Мать и дочь черпают ложками борщ из котелка. Но я вижу — Томашова зачерпывает борщ реже, чем Юлька.

Борщ съеден, Томашова подносит котелок к губам Юльки:

— Выпей все, до последней капли!

Юлька обгладывает косточку — глодать, впрочем, нечего, косточка голая, как ветка, с которой содрали кору. Потом она стучит косточкой по чистой бумажке, которую мать положила на ящик, — из косточки вываливается на бумажку небольшой комок мозга.

— Пополам! — командует Юлька. — Тебе и мне.

— Да я его и на дух не терплю, этот мозг! — уверяет Томашова.

— Мамця!

— Вот як бога кохам, никогда я этот мозг не ем!

— Мамця!

— Еще когда я девчонкой была, всегда, бывало, младшему братишке мозговую кость отдавала! Кушай, кушай все…

Юлька съедает с бумажки костный мозг. Потом, приложив к губам круглое отверстие в кости и щелкая языком, она старается высосать остаток мозга, засевший в глубине кости. Это ей удается, и она с восторгом съедает все.

— Цурэчка моя… — Томашова смотрит на Юльку затуманенными глазами. — Чего бы только не дала я… чего бы не сделала… Только бы выросла ты, перепелочка моя! Только бы стала ходить…

Набравшись храбрости, я говорю:

— Надо показать ее доктору… Доктор вылечит!

— Ах, док-тор? — Томашова снова насмешлива и недружелюбна ко мне. — А где я возьму полтинник для доктора? А доктор лекарство пропишет — опять плати: аптекарю! Я за стирку двадцать копеек в день получаю. И не всякий день у меня работа есть…

— Мой папа с вас денег не возьмет! — горячо уверяю я.

— Не слыхала я, — ворчит Томашова, вымывая котелок и ложки, — не слыхала про таких докторов, чтобы даром лечили!

Юлька, послюнив худенький палец, тщательно подбирает с ящика немногие оставшиеся хлебные крошки. Ворвавшийся было ненадолго в подвал запах еды — борща, хлеба — уже испарился без остатка.

— Носила я Юльку к одному доктору, — рассказывает Томашова. — На курорт, сказал, везите, к морю. Давайте ей свежие яички, мясо и бульон… Нет уж! Я ее на днях к Острабрамской божьей матери понесу. Целый день с нею на коленях перед иконой стоять буду. Молиться буду, плакать буду!.. Ксендз Недзвецкий говорит: божия матерь сделает чудо — поправится Юлька!..

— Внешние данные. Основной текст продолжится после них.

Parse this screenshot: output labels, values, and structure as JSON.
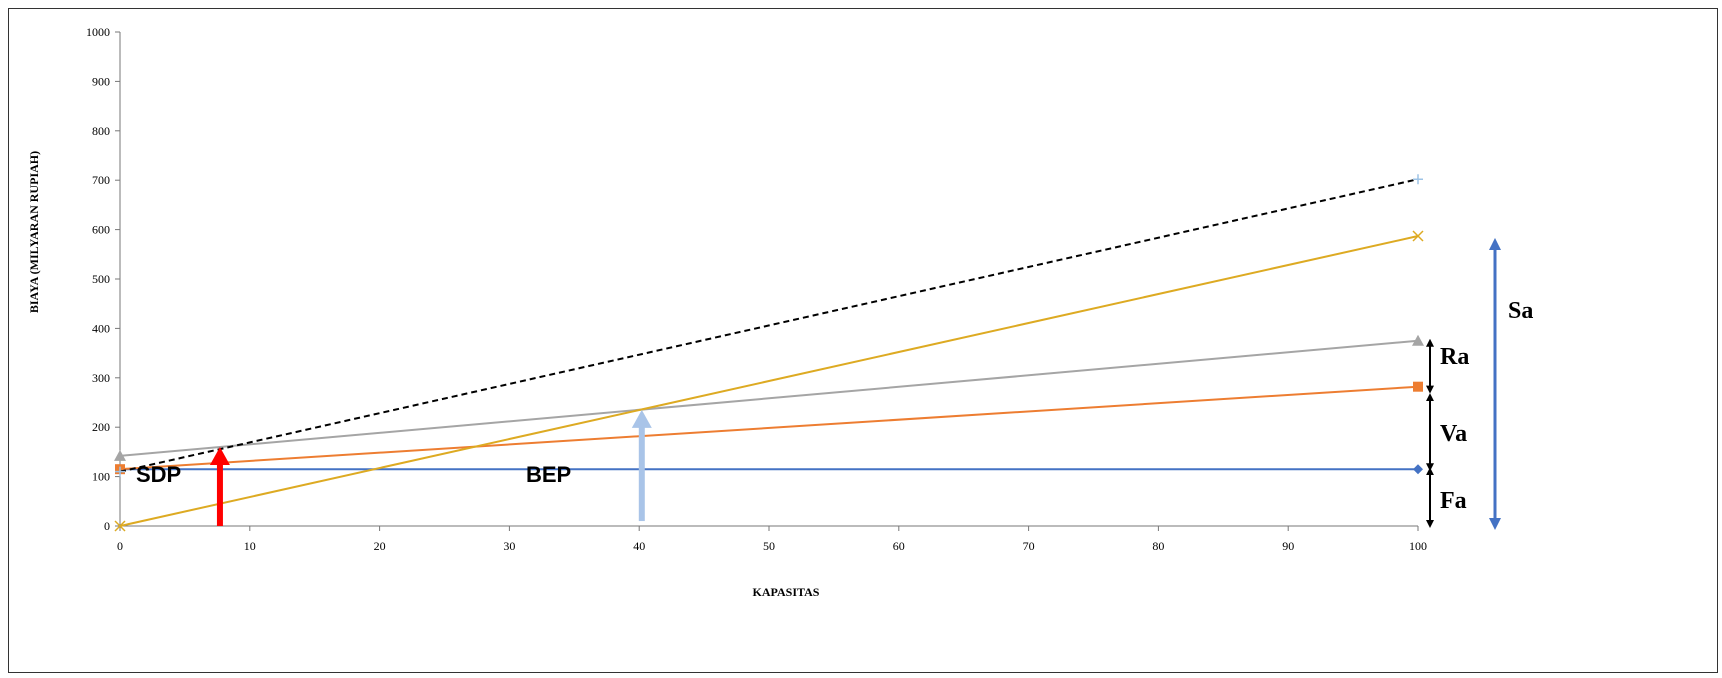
{
  "chart_data": {
    "type": "line",
    "title": "",
    "xlabel": "KAPASITAS",
    "ylabel": "BIAYA (MILYARAN RUPIAH)",
    "xlim": [
      0,
      100
    ],
    "ylim": [
      0,
      1000
    ],
    "xticks": [
      0,
      10,
      20,
      30,
      40,
      50,
      60,
      70,
      80,
      90,
      100
    ],
    "yticks": [
      0,
      100,
      200,
      300,
      400,
      500,
      600,
      700,
      800,
      900,
      1000
    ],
    "grid": false,
    "legend": "none",
    "series": [
      {
        "key": "fixed",
        "color": "#4472C4",
        "marker": "diamond",
        "dash": false,
        "points": [
          [
            0,
            115
          ],
          [
            100,
            115
          ]
        ]
      },
      {
        "key": "variable",
        "color": "#ED7D31",
        "marker": "square",
        "dash": false,
        "points": [
          [
            0,
            115
          ],
          [
            100,
            282
          ]
        ]
      },
      {
        "key": "regulated",
        "color": "#A5A5A5",
        "marker": "triangle",
        "dash": false,
        "points": [
          [
            0,
            142
          ],
          [
            100,
            375
          ]
        ]
      },
      {
        "key": "sales",
        "color": "#DDAA22",
        "marker": "x",
        "dash": false,
        "points": [
          [
            0,
            0
          ],
          [
            100,
            587
          ]
        ]
      },
      {
        "key": "total",
        "color": "#000000",
        "marker": "plus",
        "dash": true,
        "points": [
          [
            0,
            110
          ],
          [
            100,
            702
          ]
        ]
      }
    ],
    "annotations": {
      "sdp": {
        "label": "SDP",
        "x": 7.7,
        "y_from": 0,
        "y_to": 160,
        "color": "#FF0000"
      },
      "bep": {
        "label": "BEP",
        "x": 40.2,
        "y_from": 10,
        "y_to": 235,
        "color": "#A9C4E8"
      },
      "fa": {
        "label": "Fa",
        "y_from": 0,
        "y_to": 115
      },
      "va": {
        "label": "Va",
        "y_from": 115,
        "y_to": 265
      },
      "ra": {
        "label": "Ra",
        "y_from": 272,
        "y_to": 375
      },
      "sa": {
        "label": "Sa",
        "y_from": 0,
        "y_to": 575,
        "color": "#4472C4"
      }
    }
  }
}
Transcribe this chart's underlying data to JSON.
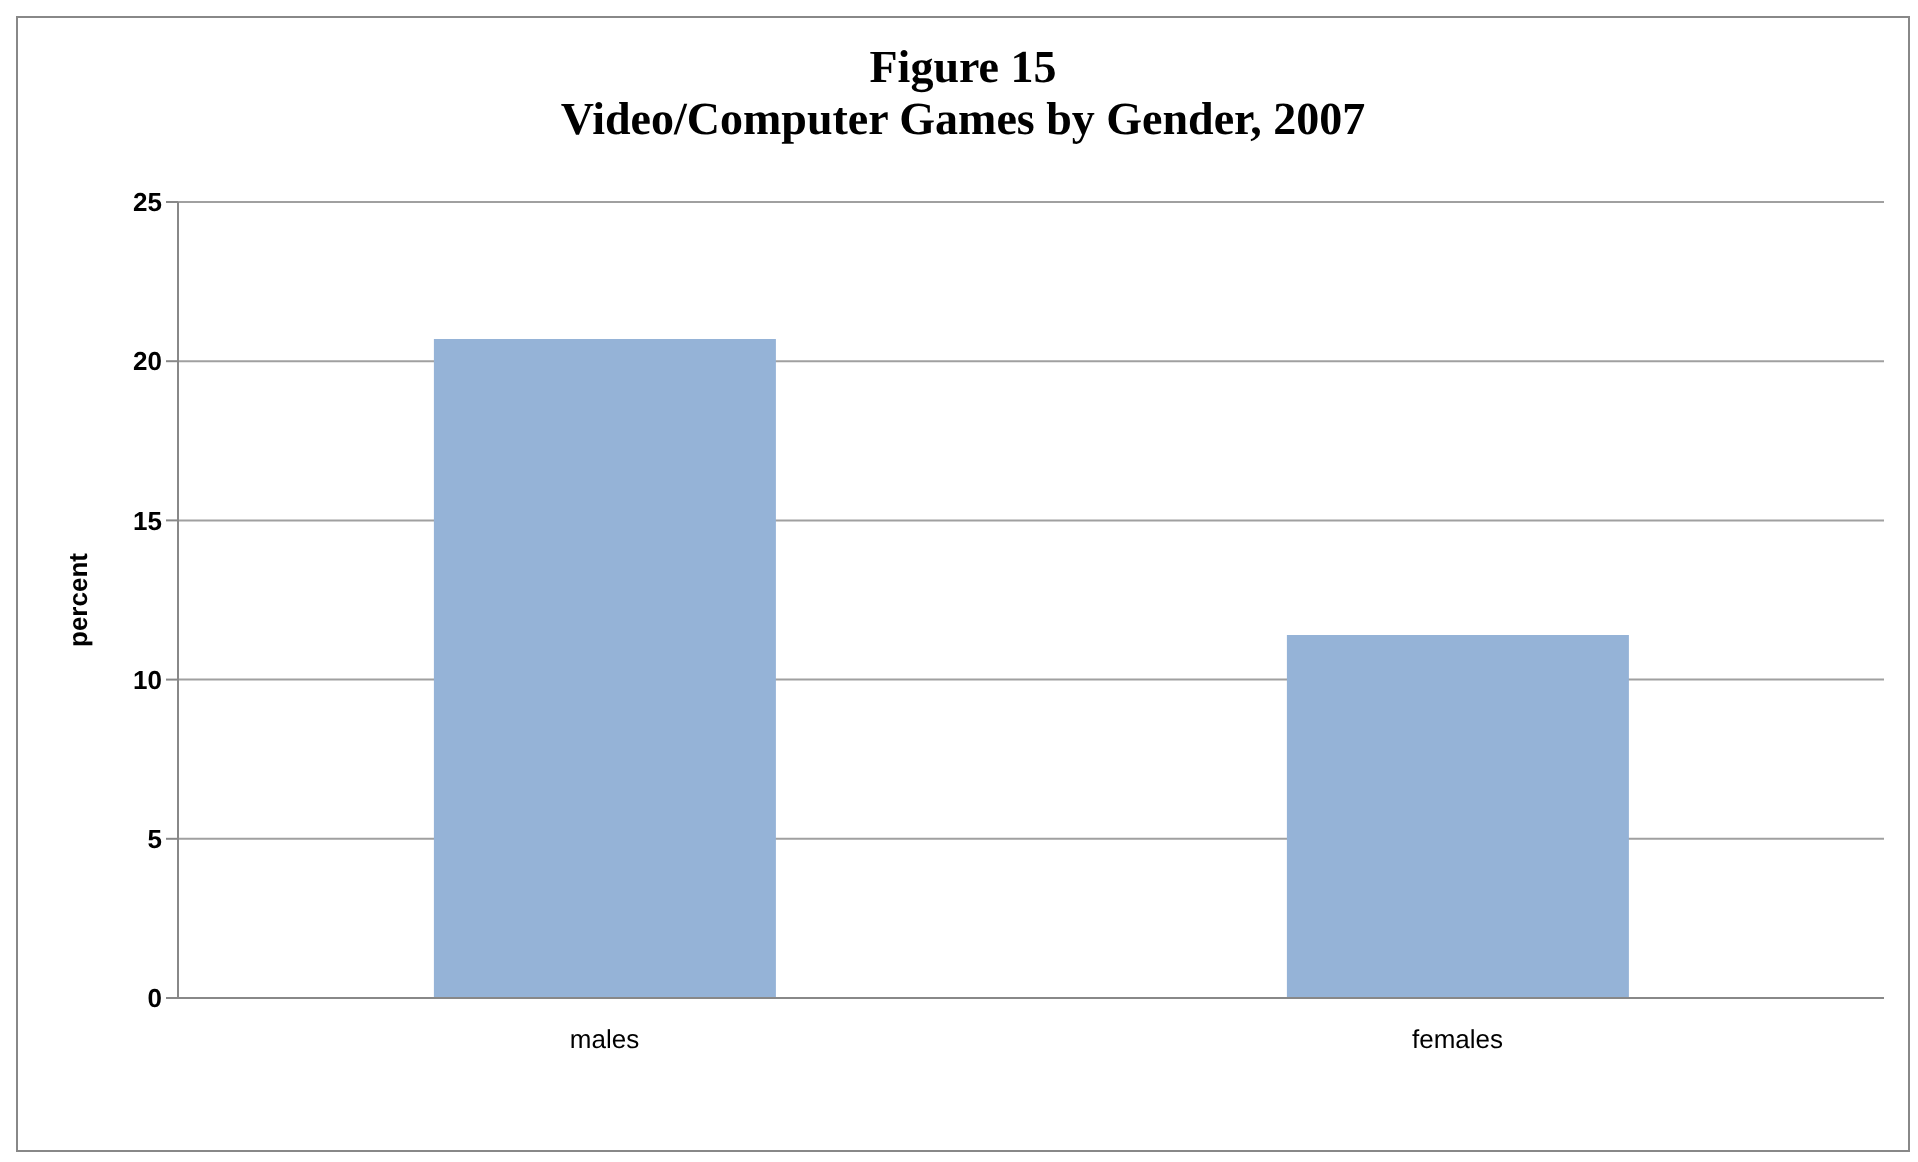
{
  "chart_data": {
    "type": "bar",
    "title": "Figure 15\nVideo/Computer Games by Gender, 2007",
    "ylabel": "percent",
    "categories": [
      "males",
      "females"
    ],
    "values": [
      20.7,
      11.4
    ],
    "color": "#95b3d7",
    "ylim": [
      0,
      25
    ],
    "yticks": [
      0,
      5,
      10,
      15,
      20,
      25
    ],
    "grid": "y"
  }
}
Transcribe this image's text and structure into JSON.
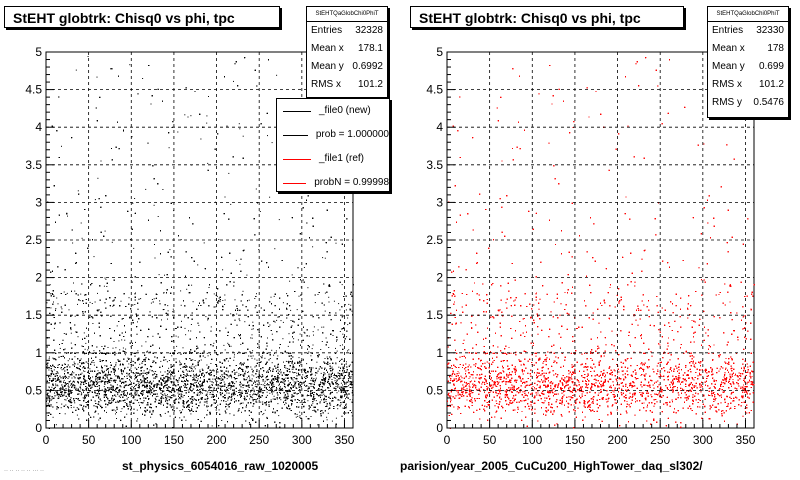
{
  "chart_data": [
    {
      "type": "scatter",
      "title": "StEHT globtrk: Chisq0 vs phi, tpc",
      "stats_header": "StEHTQaGlobChi0PhiT",
      "stats": [
        {
          "label": "Entries",
          "value": "32328"
        },
        {
          "label": "Mean x",
          "value": "178.1"
        },
        {
          "label": "Mean y",
          "value": "0.6992"
        },
        {
          "label": "RMS x",
          "value": "101.2"
        }
      ],
      "legend": [
        {
          "label": "_file0 (new)",
          "color": "#000000"
        },
        {
          "label": "prob = 1.000000",
          "color": "#000000"
        },
        {
          "label": "_file1 (ref)",
          "color": "#ff0000"
        },
        {
          "label": "probN = 0.99998",
          "color": "#ff0000"
        }
      ],
      "xlim": [
        0,
        360
      ],
      "ylim": [
        0,
        5
      ],
      "x_ticks": [
        0,
        50,
        100,
        150,
        200,
        250,
        300,
        350
      ],
      "y_ticks": [
        "0",
        "0.5",
        "1",
        "1.5",
        "2",
        "2.5",
        "3",
        "3.5",
        "4",
        "4.5",
        "5"
      ],
      "grid": true,
      "marker_color": "#000000",
      "xlabel": "st_physics_6054016_raw_1020005"
    },
    {
      "type": "scatter",
      "title": "StEHT globtrk: Chisq0 vs phi, tpc",
      "stats_header": "StEHTQaGlobChi0PhiT",
      "stats": [
        {
          "label": "Entries",
          "value": "32330"
        },
        {
          "label": "Mean x",
          "value": "178"
        },
        {
          "label": "Mean y",
          "value": "0.699"
        },
        {
          "label": "RMS x",
          "value": "101.2"
        },
        {
          "label": "RMS y",
          "value": "0.5476"
        }
      ],
      "xlim": [
        0,
        360
      ],
      "ylim": [
        0,
        5
      ],
      "x_ticks": [
        0,
        50,
        100,
        150,
        200,
        250,
        300,
        350
      ],
      "y_ticks": [
        "0",
        "0.5",
        "1",
        "1.5",
        "2",
        "2.5",
        "3",
        "3.5",
        "4",
        "4.5",
        "5"
      ],
      "grid": true,
      "marker_color": "#ff0000",
      "xlabel": "parision/year_2005_CuCu200_HighTower_daq_sl302/"
    }
  ],
  "footer_text": "·· ·· ·· ·· ·· ··· ··"
}
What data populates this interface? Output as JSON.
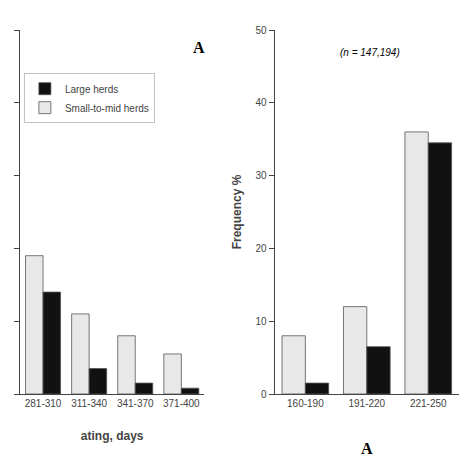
{
  "chart_data": [
    {
      "type": "bar",
      "x_label": "ating, days",
      "categories": [
        "281-310",
        "311-340",
        "341-370",
        "371-400"
      ],
      "series": [
        {
          "name": "Small-to-mid herds",
          "color": "#e8e8e8",
          "values": [
            19.0,
            11.0,
            8.0,
            5.5
          ]
        },
        {
          "name": "Large herds",
          "color": "#111111",
          "values": [
            14.0,
            3.5,
            1.5,
            0.8
          ]
        }
      ],
      "ylim": [
        0,
        50
      ],
      "yticks": [
        0,
        10,
        20,
        30,
        40,
        50
      ],
      "tick_labels": "x",
      "grid": false,
      "legend": "upper left",
      "annotations": [
        "A"
      ]
    },
    {
      "type": "bar",
      "y_label": "Frequency %",
      "categories": [
        "160-190",
        "191-220",
        "221-250"
      ],
      "series": [
        {
          "name": "Small-to-mid herds",
          "color": "#e8e8e8",
          "values": [
            8.0,
            12.0,
            36.0
          ]
        },
        {
          "name": "Large herds",
          "color": "#111111",
          "values": [
            1.5,
            6.5,
            34.5
          ]
        }
      ],
      "ylim": [
        0,
        50
      ],
      "yticks": [
        0,
        10,
        20,
        30,
        40,
        50
      ],
      "grid": false,
      "annotations": [
        "(n = 147,194)",
        "A"
      ]
    }
  ]
}
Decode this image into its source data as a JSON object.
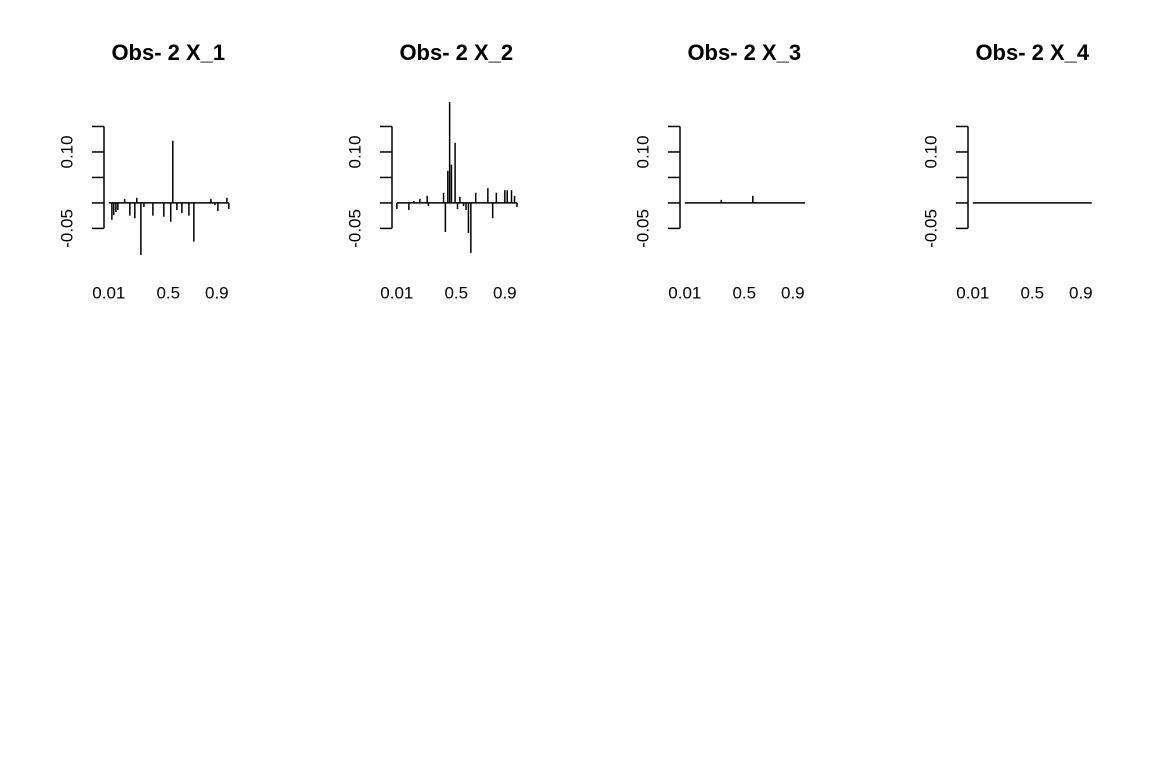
{
  "chart_data": [
    {
      "type": "bar",
      "title": "Obs- 2 X_1",
      "color": "#000000",
      "x": [
        0.01,
        0.035,
        0.05,
        0.068,
        0.084,
        0.14,
        0.183,
        0.224,
        0.24,
        0.274,
        0.299,
        0.373,
        0.463,
        0.52,
        0.537,
        0.571,
        0.612,
        0.67,
        0.711,
        0.851,
        0.884,
        0.909,
        0.983,
        0.999
      ],
      "values": [
        0,
        -0.033,
        -0.024,
        -0.018,
        -0.014,
        0.008,
        -0.025,
        -0.03,
        0.01,
        -0.102,
        -0.008,
        -0.025,
        -0.027,
        -0.037,
        0.122,
        -0.014,
        -0.02,
        -0.025,
        -0.076,
        0.008,
        -0.004,
        -0.016,
        0.01,
        -0.012
      ],
      "xlim": [
        -0.03,
        1.03
      ],
      "xticks": [
        0.01,
        0.5,
        0.9
      ],
      "ylim": [
        -0.11,
        0.2
      ],
      "yticks": [
        {
          "value": -0.05,
          "label": "-0.05"
        },
        {
          "value": 0,
          "label": null
        },
        {
          "value": 0.05,
          "label": null
        },
        {
          "value": 0.1,
          "label": "0.10"
        },
        {
          "value": 0.15,
          "label": null
        }
      ]
    },
    {
      "type": "bar",
      "title": "Obs- 2 X_2",
      "color": "#000000",
      "x": [
        0.01,
        0.109,
        0.15,
        0.2,
        0.26,
        0.27,
        0.395,
        0.41,
        0.43,
        0.445,
        0.46,
        0.49,
        0.51,
        0.53,
        0.56,
        0.58,
        0.6,
        0.62,
        0.66,
        0.76,
        0.8,
        0.83,
        0.9,
        0.92,
        0.955,
        0.98,
        1.0
      ],
      "values": [
        -0.012,
        -0.014,
        0.004,
        0.008,
        0.014,
        -0.006,
        0.02,
        -0.057,
        0.063,
        0.198,
        0.075,
        0.118,
        -0.012,
        0.012,
        -0.006,
        -0.014,
        -0.059,
        -0.098,
        0.02,
        0.029,
        -0.03,
        0.02,
        0.025,
        0.025,
        0.025,
        0.014,
        -0.008
      ],
      "xlim": [
        -0.03,
        1.03
      ],
      "xticks": [
        0.01,
        0.5,
        0.9
      ],
      "ylim": [
        -0.11,
        0.2
      ],
      "yticks": [
        {
          "value": -0.05,
          "label": "-0.05"
        },
        {
          "value": 0,
          "label": null
        },
        {
          "value": 0.05,
          "label": null
        },
        {
          "value": 0.1,
          "label": "0.10"
        },
        {
          "value": 0.15,
          "label": null
        }
      ]
    },
    {
      "type": "bar",
      "title": "Obs- 2 X_3",
      "color": "#000000",
      "x": [
        0.01,
        0.31,
        0.57,
        1.0
      ],
      "values": [
        0,
        0.006,
        0.014,
        0
      ],
      "xlim": [
        -0.03,
        1.03
      ],
      "xticks": [
        0.01,
        0.5,
        0.9
      ],
      "ylim": [
        -0.11,
        0.2
      ],
      "yticks": [
        {
          "value": -0.05,
          "label": "-0.05"
        },
        {
          "value": 0,
          "label": null
        },
        {
          "value": 0.05,
          "label": null
        },
        {
          "value": 0.1,
          "label": "0.10"
        },
        {
          "value": 0.15,
          "label": null
        }
      ]
    },
    {
      "type": "bar",
      "title": "Obs- 2 X_4",
      "color": "#000000",
      "x": [
        0.01,
        0.99
      ],
      "values": [
        0,
        0
      ],
      "xlim": [
        -0.03,
        1.03
      ],
      "xticks": [
        0.01,
        0.5,
        0.9
      ],
      "ylim": [
        -0.11,
        0.2
      ],
      "yticks": [
        {
          "value": -0.05,
          "label": "-0.05"
        },
        {
          "value": 0,
          "label": null
        },
        {
          "value": 0.05,
          "label": null
        },
        {
          "value": 0.1,
          "label": "0.10"
        },
        {
          "value": 0.15,
          "label": null
        }
      ]
    }
  ]
}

— Буду ходить, мамця? Ногами?

— Будешь ходить, цурэчка! Бегать будешь!..

Тихонько простившись с Юлькой («Завтра прибегу — с картинками!») и вежливо поклонившись ее маме (она на мой поклон не отвечает), я ухожу из погреба. Поднимаюсь по лестнице гораздо лучше, чем давеча спустилась, — без всяких неприятностей.

Выхожу на улицу — ох, какими светлыми кажутся мне весенние сумерки после темного погреба, освещаемого полосатым светом фитилька! Пахнет свежестью — только что, видно, прошел теплый, весенний дождик. Пахнет почками, распускающимися на чахлых деревцах вдоль уличного тротуара. Из открытых дверей магазинов вырываются десятки интересных запахов. Откуда-то доносится смех, где-то во дворе звучит песня. Издалека слышно, как в городском саду духовой оркестр играет вальс «Дунайские волны»… От улицы пахнет жизнью!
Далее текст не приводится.